Read that sentence again. It says Mexico’s misfortune is its proximity to us. They don’t cause us pain; we cause them pain. The inference is that if the U.S. didn’t demand so much marijuana, heroin, cocaine and other mind-altering substances, Mexico could actually realize its economic potential. Mexico’s drug problem is us!

We all know this intuitively, but I don’t think we internalize it. The casual drug user and the addict in this country fail to make a connection to the kidnappings, slave labor, prostitution and murders in Mexico. The war on drugs is a demand problem, not a supply problem. Sellers require buyers. It’s easy to point fingers south without looking in the mirror ourselves. Much of the violence and lawlessness in Mexico goes away if America stops getting high.

The finger-pointing hit a crescendo this past week as Donald Trump, who had already called Mexican immigrants rapists, started tweeting about El Chapo’s escape. Trump tweeted, “El Chapo and the Mexican drug cartels use the border unimpeded like it was a vacuum cleaner, sucking drugs and death right into the U.S.” Trump got the drugs and death right; he missed the causality.

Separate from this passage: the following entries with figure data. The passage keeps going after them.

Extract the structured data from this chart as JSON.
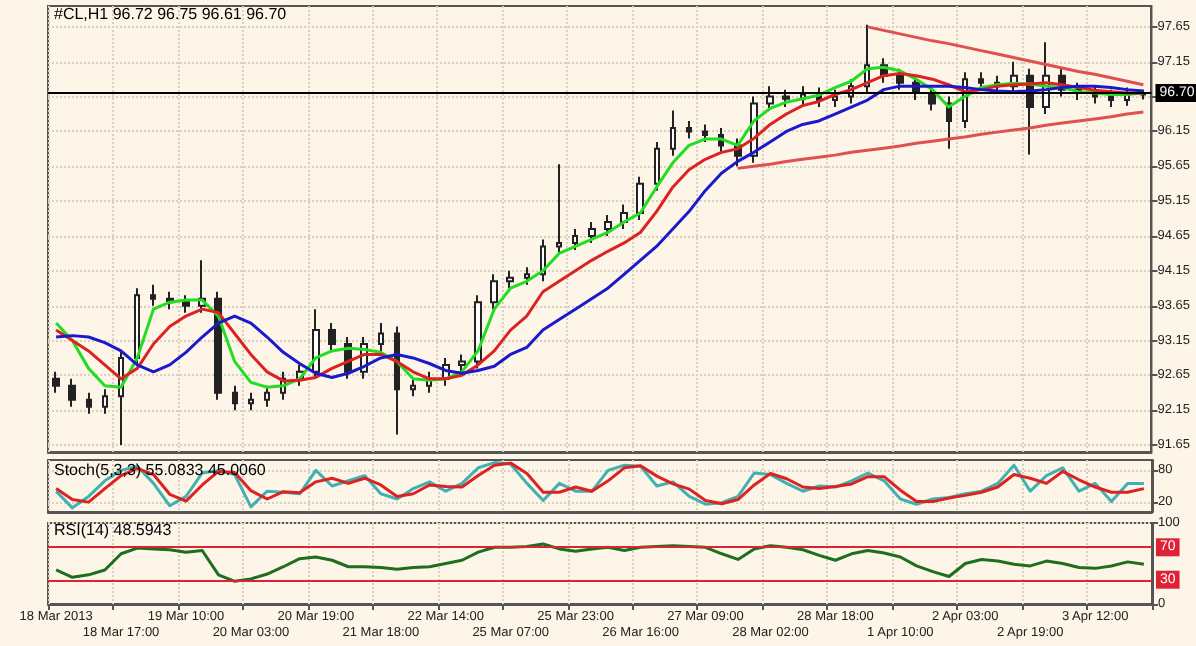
{
  "chart_data": [
    {
      "type": "candlestick",
      "title": "#CL,H1 96.72 96.75 96.61 96.70",
      "categories": [
        null,
        null,
        null,
        null,
        null,
        null,
        null,
        null,
        null,
        null,
        null,
        null,
        null,
        null,
        null,
        null,
        null,
        null,
        null,
        null,
        null,
        null,
        null,
        null,
        null,
        null,
        null,
        null,
        null,
        null,
        null,
        null,
        null,
        null,
        null,
        null,
        null,
        null,
        null,
        null,
        null,
        null,
        null,
        null,
        null,
        null,
        null,
        null,
        null,
        null,
        null,
        null,
        null,
        null,
        null,
        null,
        null,
        null,
        null,
        null,
        null,
        null,
        null,
        null,
        null,
        null,
        null,
        null
      ],
      "ohlc": [
        [
          92.6,
          92.7,
          92.4,
          92.5
        ],
        [
          92.5,
          92.6,
          92.2,
          92.3
        ],
        [
          92.3,
          92.4,
          92.1,
          92.2
        ],
        [
          92.2,
          92.45,
          92.1,
          92.35
        ],
        [
          92.35,
          93.0,
          91.65,
          92.9
        ],
        [
          92.9,
          93.9,
          92.8,
          93.8
        ],
        [
          93.8,
          93.95,
          93.65,
          93.75
        ],
        [
          93.75,
          93.85,
          93.6,
          93.7
        ],
        [
          93.7,
          93.8,
          93.55,
          93.65
        ],
        [
          93.65,
          94.3,
          93.55,
          93.75
        ],
        [
          93.75,
          93.85,
          92.3,
          92.4
        ],
        [
          92.4,
          92.5,
          92.15,
          92.25
        ],
        [
          92.25,
          92.4,
          92.15,
          92.3
        ],
        [
          92.3,
          92.5,
          92.2,
          92.4
        ],
        [
          92.4,
          92.7,
          92.3,
          92.6
        ],
        [
          92.6,
          92.8,
          92.5,
          92.7
        ],
        [
          92.7,
          93.6,
          92.6,
          93.3
        ],
        [
          93.3,
          93.4,
          93.0,
          93.1
        ],
        [
          93.1,
          93.2,
          92.6,
          92.7
        ],
        [
          92.7,
          93.2,
          92.6,
          93.1
        ],
        [
          93.1,
          93.4,
          93.0,
          93.25
        ],
        [
          93.25,
          93.35,
          91.8,
          92.45
        ],
        [
          92.45,
          92.6,
          92.35,
          92.5
        ],
        [
          92.5,
          92.7,
          92.4,
          92.6
        ],
        [
          92.6,
          92.9,
          92.5,
          92.8
        ],
        [
          92.8,
          92.95,
          92.7,
          92.85
        ],
        [
          92.85,
          93.8,
          92.75,
          93.7
        ],
        [
          93.7,
          94.1,
          93.6,
          94.0
        ],
        [
          94.0,
          94.15,
          93.9,
          94.05
        ],
        [
          94.05,
          94.2,
          93.95,
          94.1
        ],
        [
          94.1,
          94.6,
          94.0,
          94.5
        ],
        [
          94.5,
          95.68,
          94.4,
          94.55
        ],
        [
          94.55,
          94.75,
          94.45,
          94.65
        ],
        [
          94.65,
          94.85,
          94.55,
          94.75
        ],
        [
          94.75,
          94.95,
          94.65,
          94.85
        ],
        [
          94.85,
          95.1,
          94.75,
          94.98
        ],
        [
          94.98,
          95.5,
          94.88,
          95.4
        ],
        [
          95.4,
          96.0,
          95.3,
          95.9
        ],
        [
          95.9,
          96.45,
          95.8,
          96.2
        ],
        [
          96.2,
          96.3,
          96.05,
          96.15
        ],
        [
          96.15,
          96.25,
          96.0,
          96.1
        ],
        [
          96.1,
          96.2,
          95.85,
          95.95
        ],
        [
          95.95,
          96.05,
          95.65,
          95.8
        ],
        [
          95.8,
          96.65,
          95.7,
          96.55
        ],
        [
          96.55,
          96.8,
          96.45,
          96.65
        ],
        [
          96.65,
          96.75,
          96.5,
          96.62
        ],
        [
          96.62,
          96.8,
          96.52,
          96.68
        ],
        [
          96.68,
          96.78,
          96.5,
          96.6
        ],
        [
          96.6,
          96.75,
          96.5,
          96.65
        ],
        [
          96.65,
          96.9,
          96.55,
          96.8
        ],
        [
          96.8,
          97.68,
          96.7,
          97.1
        ],
        [
          97.1,
          97.2,
          96.85,
          96.95
        ],
        [
          96.95,
          97.05,
          96.75,
          96.85
        ],
        [
          96.85,
          96.95,
          96.6,
          96.7
        ],
        [
          96.7,
          96.8,
          96.45,
          96.55
        ],
        [
          96.55,
          96.65,
          95.9,
          96.3
        ],
        [
          96.3,
          97.0,
          96.2,
          96.9
        ],
        [
          96.9,
          97.0,
          96.75,
          96.85
        ],
        [
          96.85,
          96.95,
          96.7,
          96.8
        ],
        [
          96.8,
          97.15,
          96.7,
          96.95
        ],
        [
          96.95,
          97.05,
          95.82,
          96.5
        ],
        [
          96.5,
          97.43,
          96.4,
          96.95
        ],
        [
          96.95,
          97.05,
          96.65,
          96.75
        ],
        [
          96.75,
          96.85,
          96.6,
          96.7
        ],
        [
          96.7,
          96.8,
          96.55,
          96.65
        ],
        [
          96.65,
          96.75,
          96.5,
          96.6
        ],
        [
          96.6,
          96.78,
          96.52,
          96.68
        ],
        [
          96.68,
          96.75,
          96.61,
          96.7
        ]
      ],
      "series": [
        {
          "type": "line",
          "color": "#22dd22",
          "values": [
            93.4,
            93.15,
            92.75,
            92.5,
            92.48,
            92.9,
            93.6,
            93.7,
            93.73,
            93.73,
            93.5,
            92.85,
            92.55,
            92.48,
            92.5,
            92.6,
            92.9,
            93.0,
            93.04,
            93.02,
            92.98,
            92.85,
            92.6,
            92.58,
            92.6,
            92.7,
            93.0,
            93.6,
            93.9,
            94.0,
            94.15,
            94.4,
            94.5,
            94.6,
            94.7,
            94.85,
            94.98,
            95.35,
            95.7,
            95.95,
            96.04,
            96.04,
            95.95,
            96.3,
            96.48,
            96.57,
            96.62,
            96.67,
            96.78,
            96.87,
            97.05,
            97.07,
            97.02,
            96.9,
            96.75,
            96.5,
            96.65,
            96.78,
            96.82,
            96.84,
            96.83,
            96.8,
            96.78,
            96.72,
            96.7,
            96.68,
            96.68,
            96.7
          ]
        },
        {
          "type": "line",
          "color": "#dd2222",
          "values": [
            93.3,
            93.15,
            93.0,
            92.8,
            92.6,
            92.75,
            93.1,
            93.35,
            93.5,
            93.6,
            93.55,
            93.25,
            92.95,
            92.7,
            92.57,
            92.58,
            92.62,
            92.75,
            92.85,
            92.95,
            92.95,
            92.85,
            92.7,
            92.6,
            92.6,
            92.65,
            92.8,
            93.0,
            93.3,
            93.5,
            93.85,
            94.0,
            94.15,
            94.3,
            94.43,
            94.55,
            94.7,
            95.0,
            95.35,
            95.6,
            95.75,
            95.85,
            95.9,
            96.05,
            96.25,
            96.4,
            96.52,
            96.58,
            96.68,
            96.75,
            96.85,
            96.95,
            96.98,
            96.95,
            96.9,
            96.82,
            96.72,
            96.75,
            96.8,
            96.82,
            96.83,
            96.85,
            96.82,
            96.78,
            96.74,
            96.72,
            96.7,
            96.7
          ]
        },
        {
          "type": "line",
          "color": "#1a1acc",
          "values": [
            93.2,
            93.22,
            93.2,
            93.12,
            93.0,
            92.8,
            92.7,
            92.8,
            92.98,
            93.2,
            93.4,
            93.5,
            93.4,
            93.2,
            92.98,
            92.82,
            92.68,
            92.62,
            92.68,
            92.78,
            92.9,
            92.95,
            92.9,
            92.82,
            92.72,
            92.68,
            92.72,
            92.78,
            92.95,
            93.05,
            93.3,
            93.45,
            93.6,
            93.75,
            93.9,
            94.1,
            94.3,
            94.5,
            94.75,
            95.0,
            95.3,
            95.55,
            95.72,
            95.85,
            96.0,
            96.15,
            96.25,
            96.3,
            96.4,
            96.5,
            96.6,
            96.75,
            96.8,
            96.8,
            96.8,
            96.8,
            96.78,
            96.75,
            96.73,
            96.72,
            96.73,
            96.75,
            96.78,
            96.8,
            96.8,
            96.78,
            96.75,
            96.73
          ]
        },
        {
          "type": "line",
          "color": "#e05050",
          "values": [
            null,
            null,
            null,
            null,
            null,
            null,
            null,
            null,
            null,
            null,
            null,
            null,
            null,
            null,
            null,
            null,
            null,
            null,
            null,
            null,
            null,
            null,
            null,
            null,
            null,
            null,
            null,
            null,
            null,
            null,
            null,
            null,
            null,
            null,
            null,
            null,
            null,
            null,
            null,
            null,
            null,
            null,
            null,
            null,
            null,
            null,
            null,
            null,
            null,
            null,
            97.65,
            97.6,
            97.55,
            97.5,
            97.45,
            97.41,
            97.36,
            97.31,
            97.26,
            97.21,
            97.16,
            97.11,
            97.06,
            97.01,
            96.97,
            96.92,
            96.87,
            96.82
          ]
        },
        {
          "type": "line",
          "color": "#e05050",
          "values": [
            null,
            null,
            null,
            null,
            null,
            null,
            null,
            null,
            null,
            null,
            null,
            null,
            null,
            null,
            null,
            null,
            null,
            null,
            null,
            null,
            null,
            null,
            null,
            null,
            null,
            null,
            null,
            null,
            null,
            null,
            null,
            null,
            null,
            null,
            null,
            null,
            null,
            null,
            null,
            null,
            null,
            null,
            95.62,
            95.65,
            95.68,
            95.72,
            95.75,
            95.78,
            95.81,
            95.85,
            95.88,
            95.91,
            95.94,
            95.98,
            96.01,
            96.04,
            96.07,
            96.11,
            96.14,
            96.17,
            96.2,
            96.24,
            96.27,
            96.3,
            96.33,
            96.36,
            96.4,
            96.43
          ]
        }
      ],
      "ylim": [
        91.55,
        97.95
      ],
      "yticks": [
        91.65,
        92.15,
        92.65,
        93.15,
        93.65,
        94.15,
        94.65,
        95.15,
        95.65,
        96.15,
        {
          "value": 96.65,
          "label": null
        },
        97.15,
        97.65
      ],
      "ref_lines": [
        {
          "axis": "y",
          "value": 96.7,
          "label": "96.70",
          "color": "#000000"
        }
      ],
      "grid": true,
      "tick_labels": "y"
    },
    {
      "type": "line",
      "title": "Stoch(5,3,3) 55.0833 45.0060",
      "categories": [
        null,
        null,
        null,
        null,
        null,
        null,
        null,
        null,
        null,
        null,
        null,
        null,
        null,
        null,
        null,
        null,
        null,
        null,
        null,
        null,
        null,
        null,
        null,
        null,
        null,
        null,
        null,
        null,
        null,
        null,
        null,
        null,
        null,
        null,
        null,
        null,
        null,
        null,
        null,
        null,
        null,
        null,
        null,
        null,
        null,
        null,
        null,
        null,
        null,
        null,
        null,
        null,
        null,
        null,
        null,
        null,
        null,
        null,
        null,
        null,
        null,
        null,
        null,
        null,
        null,
        null,
        null,
        null
      ],
      "series": [
        {
          "color": "#40b0b0",
          "values": [
            40,
            8,
            30,
            60,
            80,
            88,
            55,
            12,
            30,
            75,
            80,
            72,
            10,
            40,
            38,
            35,
            80,
            50,
            60,
            70,
            35,
            25,
            45,
            58,
            40,
            55,
            85,
            95,
            92,
            55,
            22,
            55,
            40,
            40,
            80,
            90,
            88,
            50,
            58,
            30,
            15,
            18,
            30,
            75,
            72,
            55,
            40,
            50,
            48,
            60,
            75,
            60,
            25,
            15,
            25,
            28,
            35,
            40,
            55,
            90,
            40,
            70,
            85,
            40,
            55,
            20,
            55,
            55
          ]
        },
        {
          "color": "#dd2222",
          "values": [
            45,
            24,
            19,
            45,
            70,
            84,
            72,
            34,
            21,
            52,
            78,
            76,
            41,
            25,
            39,
            37,
            58,
            65,
            55,
            65,
            52,
            30,
            35,
            52,
            49,
            48,
            70,
            90,
            94,
            74,
            38,
            38,
            48,
            40,
            60,
            85,
            89,
            69,
            54,
            44,
            22,
            16,
            24,
            52,
            74,
            64,
            48,
            45,
            49,
            54,
            68,
            68,
            42,
            20,
            20,
            27,
            32,
            38,
            48,
            72,
            65,
            55,
            78,
            62,
            48,
            38,
            38,
            45
          ]
        }
      ],
      "ylim": [
        0,
        100
      ],
      "yticks": [
        20,
        80
      ],
      "grid": true,
      "tick_labels": "y"
    },
    {
      "type": "line",
      "title": "RSI(14) 48.5943",
      "categories": [
        "18 Mar 2013",
        null,
        null,
        null,
        "18 Mar 17:00",
        null,
        null,
        null,
        "19 Mar 10:00",
        null,
        null,
        null,
        "20 Mar 03:00",
        null,
        null,
        null,
        "20 Mar 19:00",
        null,
        null,
        null,
        "21 Mar 18:00",
        null,
        null,
        null,
        "22 Mar 14:00",
        null,
        null,
        null,
        "25 Mar 07:00",
        null,
        null,
        null,
        "25 Mar 23:00",
        null,
        null,
        null,
        "26 Mar 16:00",
        null,
        null,
        null,
        "27 Mar 09:00",
        null,
        null,
        null,
        "28 Mar 02:00",
        null,
        null,
        null,
        "28 Mar 18:00",
        null,
        null,
        null,
        "1 Apr 10:00",
        null,
        null,
        null,
        "2 Apr 03:00",
        null,
        null,
        null,
        "2 Apr 19:00",
        null,
        null,
        null,
        "3 Apr 12:00",
        null,
        null,
        null
      ],
      "series": [
        {
          "color": "#1e6e1e",
          "values": [
            42,
            33,
            36,
            42,
            62,
            69,
            68,
            67,
            64,
            66,
            36,
            28,
            31,
            37,
            46,
            56,
            58,
            54,
            46,
            46,
            45,
            43,
            45,
            46,
            50,
            54,
            64,
            70,
            70,
            71,
            74,
            68,
            65,
            68,
            70,
            66,
            70,
            71,
            72,
            71,
            70,
            62,
            55,
            68,
            72,
            70,
            67,
            60,
            54,
            62,
            66,
            63,
            58,
            47,
            40,
            34,
            50,
            55,
            53,
            49,
            47,
            53,
            50,
            45,
            44,
            47,
            52,
            49
          ]
        }
      ],
      "ylim": [
        0,
        100
      ],
      "yticks": [
        0,
        100
      ],
      "ref_lines": [
        {
          "axis": "y",
          "value": 70,
          "label": "70",
          "color": "#dd2233"
        },
        {
          "axis": "y",
          "value": 30,
          "label": "30",
          "color": "#dd2233"
        }
      ],
      "grid": true
    }
  ]
}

If the demand goes away, so does the crime.

Only in the movies would the fugitive drug lord engage in a war of words with Trump, but in today’s social media environment it’s already happened. El Chapo tweeted back with an expletive-filled comment ending with the threat, “I will make you swallow your whore words.” And the evil continues.

Trump has now said if elected president he plans to fine Mexico $100,000 for each unauthorized immigrant who crosses the U.S. border. Here’s an idea, Mr. Trump: How about building a presidential platform that instead of casting aspersions on Mexico puts forward thoughtful policies that will help with America’s drug addiction?

I’m no expert, but I’d start with investing more in America’s youths and exploring ways to share America’s bounty with all classes of people. We need better education, more job training and prison reform. We need to take a hard look at the war on drugs. It’s not working. And we need to stop vilifying Mexico for problems we are causing.

When the Psalmist wrote about the “power of the dog,” it could reference something in ourselves. Let’s quit disparaging Mexico and do a better job ourselves.

Natalie Gochnour is an associate dean at the David Eccles School of Business and director of The Kem C. Gardner Policy Institute.